I, for one, will welcome our new computer overlords...

Still don't think that the Singularity is underway? Well, check our the next thing in AI, as reported by Science Alert:
In May 2017, researchers at Google Brain announced the creation of AutoML, an artificial intelligence (AI) that's capable of generating its own AIs.
More recently, they decided to present AutoML with its biggest challenge to date, and the AI that can build AI created a 'child' that outperformed all of its human-made counterparts.
The Google researchers automated the design of machine learning models using an approach called reinforcement learning. AutoML acts as a controller neural network that develops a child AI network for a specific task.
For this particular child AI, which the researchers called NASNet, the task was recognising objects - people, cars, traffic lights, handbags, backpacks, etc. - in a video in real-time.

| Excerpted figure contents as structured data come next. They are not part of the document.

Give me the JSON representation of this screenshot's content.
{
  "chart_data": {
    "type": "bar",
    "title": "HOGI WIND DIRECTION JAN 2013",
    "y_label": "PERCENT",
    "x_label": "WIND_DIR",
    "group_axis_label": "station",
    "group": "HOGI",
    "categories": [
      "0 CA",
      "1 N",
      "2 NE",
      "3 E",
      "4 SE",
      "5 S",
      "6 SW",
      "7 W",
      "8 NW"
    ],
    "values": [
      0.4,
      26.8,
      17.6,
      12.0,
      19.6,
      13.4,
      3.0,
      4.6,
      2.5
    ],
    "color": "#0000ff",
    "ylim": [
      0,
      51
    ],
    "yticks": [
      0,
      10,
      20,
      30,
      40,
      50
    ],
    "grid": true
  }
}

AutoML would evaluate NASNet's performance and use that information to improve its child AI, repeating the process thousands of times.
When tested on the ImageNet image classification and COCO object detection data sets, which the Google researchers call "two of the most respected large-scale academic data sets in computer vision," NASNet outperformed all other computer vision systems.
Being able to automate the task of programming teaching automation systems is obviously the next level here, and has the potential to greatly accelerate the process of developing and deploying machine learning systems that outperform anything currently in use. This has the potential to rapidly and significantly improve all of our current machine learning systems and applications, of course, including e.g. self-driving cars and other autonomous vehicles (or, Autos).

It also adds an extra layer of opacity to the process; Google is already heavily dependent on effectively black box algorithms, and struggling to explain decisions made in an emergent manner by systems that are already too complex to be easily understood by the humans who nominally designed them, and this new technology will result in systems that we barely understand designing systems, on their own, that humans won't understand at all... and eventually trusting them to manage all the nuts and bolts of our institutions. This raises some pretty obvious concerns, and Science Alert's article  doesn't overlook them:
Though the applications for NASNet and AutoML are plentiful, the creation of an AI that can build AI does raise some concerns. For instance, what's to prevent the parent from passing down unwanted biases to its child?
What if AutoML creates systems so fast that society can't keep up? It's not very difficult to see how NASNet could be employed in automated surveillance systems in the near future, perhaps sooner than regulations could be put in place to control such systems.
It's at this point that I'd like to say that I, for one, will welcome our new computer overlords. I now return you to the Singularity, already in progress.